Today, we gather to thank God for our Lord’s victory over sin and death. We thank God that we are liberated. But it doesn’t really seem that way, does it? While we know that we are freed from the power of sin, that doesn’t mean that we’ll leave here this afternoon as sinless people. And though Jesus has beaten down death, it doesn’t mean that we won’t die. We’ll leave here today and, most likely, things will not have changed for us. We’ll probably keep on committing all the same sins as before. And we are still going to die. So has it all been in vain? Are we really free?
I don’t want to draw too many close parallels to our American history, but we can’t help but notice the similarities. June 19, 1865 is rightly celebrated. But think about it – only a fraction of the people who were held as slaves in Texas actually lived in Galveston. So only a few of them knew that on that day, Juneteenth, they were free. Contrary to public myth, that original order was not read aloud by any Union soldiers or by General Granger. In fact, he had an aversion to speaking in public. So though that day was the day of victory, of emancipation, of freedom and liberation, it took a long time for the word to spread. It had to be printed in newspapers, and notices, and handbills. It took weeks for the news to spread. And think of it – the thirteenth amendment, outlawing all slavery, wouldn’t be ratified until December of that year. Separate but equal was still the law of the land for almost another hundred years. Juneteenth may have been the day of victory, but its ramification had not yet come to fruition. It was the promissory note.
This lesson is instructive for us. We linger in this uncertain place, on this uneasy Good Friday. Fully aware of the power that sin and death can still wield and yet confident of the victory that has been won for us. Jesus’ death has trampled down death. On this day, Jesus has defeated the power of sin. “It is finished,” Jesus says. And yet we can see that now only as the downpayment, the promissory note that is still being paid, still being worked out.
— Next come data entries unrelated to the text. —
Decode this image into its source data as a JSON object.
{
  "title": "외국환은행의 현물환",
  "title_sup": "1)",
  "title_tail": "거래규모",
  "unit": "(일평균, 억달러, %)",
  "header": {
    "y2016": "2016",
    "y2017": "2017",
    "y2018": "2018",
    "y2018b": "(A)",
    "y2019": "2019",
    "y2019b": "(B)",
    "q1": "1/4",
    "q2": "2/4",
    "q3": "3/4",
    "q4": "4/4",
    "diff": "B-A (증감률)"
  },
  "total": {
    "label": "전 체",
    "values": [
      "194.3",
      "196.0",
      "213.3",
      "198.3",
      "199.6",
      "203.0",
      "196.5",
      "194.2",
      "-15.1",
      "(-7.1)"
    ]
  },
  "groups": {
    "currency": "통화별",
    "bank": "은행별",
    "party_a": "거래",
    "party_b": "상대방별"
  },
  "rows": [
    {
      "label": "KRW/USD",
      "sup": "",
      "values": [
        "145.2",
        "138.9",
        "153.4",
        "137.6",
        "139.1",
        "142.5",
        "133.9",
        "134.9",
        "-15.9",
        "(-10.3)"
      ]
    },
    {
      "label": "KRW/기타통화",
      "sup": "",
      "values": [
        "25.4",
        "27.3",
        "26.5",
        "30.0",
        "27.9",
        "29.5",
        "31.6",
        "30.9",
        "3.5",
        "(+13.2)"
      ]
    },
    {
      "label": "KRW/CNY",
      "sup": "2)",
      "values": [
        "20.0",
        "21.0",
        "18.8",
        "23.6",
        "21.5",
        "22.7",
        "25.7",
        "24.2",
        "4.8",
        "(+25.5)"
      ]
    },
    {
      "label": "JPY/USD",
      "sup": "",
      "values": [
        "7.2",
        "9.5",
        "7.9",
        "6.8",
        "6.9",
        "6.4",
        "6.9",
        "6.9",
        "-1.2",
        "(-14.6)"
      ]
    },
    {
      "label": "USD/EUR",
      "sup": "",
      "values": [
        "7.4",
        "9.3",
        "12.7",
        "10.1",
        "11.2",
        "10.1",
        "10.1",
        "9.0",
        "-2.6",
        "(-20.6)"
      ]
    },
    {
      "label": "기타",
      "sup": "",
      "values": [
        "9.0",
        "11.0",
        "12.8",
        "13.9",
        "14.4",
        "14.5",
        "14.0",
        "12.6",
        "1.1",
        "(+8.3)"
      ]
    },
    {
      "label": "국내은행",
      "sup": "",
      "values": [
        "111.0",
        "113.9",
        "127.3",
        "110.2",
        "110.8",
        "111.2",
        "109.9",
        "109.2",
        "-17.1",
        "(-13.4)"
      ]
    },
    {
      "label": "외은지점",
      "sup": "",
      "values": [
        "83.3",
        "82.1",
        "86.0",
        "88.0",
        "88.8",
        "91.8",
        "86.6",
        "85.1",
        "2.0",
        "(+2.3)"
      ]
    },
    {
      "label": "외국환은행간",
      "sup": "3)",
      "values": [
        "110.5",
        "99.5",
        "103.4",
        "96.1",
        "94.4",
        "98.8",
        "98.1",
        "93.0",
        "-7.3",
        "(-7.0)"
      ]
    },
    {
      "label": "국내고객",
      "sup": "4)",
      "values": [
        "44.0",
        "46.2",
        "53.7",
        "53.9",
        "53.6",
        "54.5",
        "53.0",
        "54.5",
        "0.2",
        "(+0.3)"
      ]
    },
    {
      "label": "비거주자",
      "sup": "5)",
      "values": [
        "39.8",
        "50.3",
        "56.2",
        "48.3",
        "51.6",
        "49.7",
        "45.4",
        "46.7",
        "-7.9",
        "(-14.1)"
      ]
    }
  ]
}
And just because it has happened, just because his death has set us free from death, does not mean that everybody knows it. Like that first Juneteenth ordered that effectually only liberated a few enslaved people, the overwhelming majority of people who follow Jesus were not there that day on Golgotha. We were not there, we did not share the last meal with him, we did not see him bleed and die, we did not help bury him. We only heard the word of victory later. So it is our duty, our solemn obligation, to spread the word so that the world would know it is free from sin, free from death, free from lonliness. We won’t make them free by spreading the word; Jesus already did that. But we must spread the word so that they would know they are free.
So yes, Easter will come with its lilies and chocolate and seersucker suits. But today, today is the celebration. Today is freedom from death. Today is emancipation from sin. Today is liberation from evil. Today is the victory.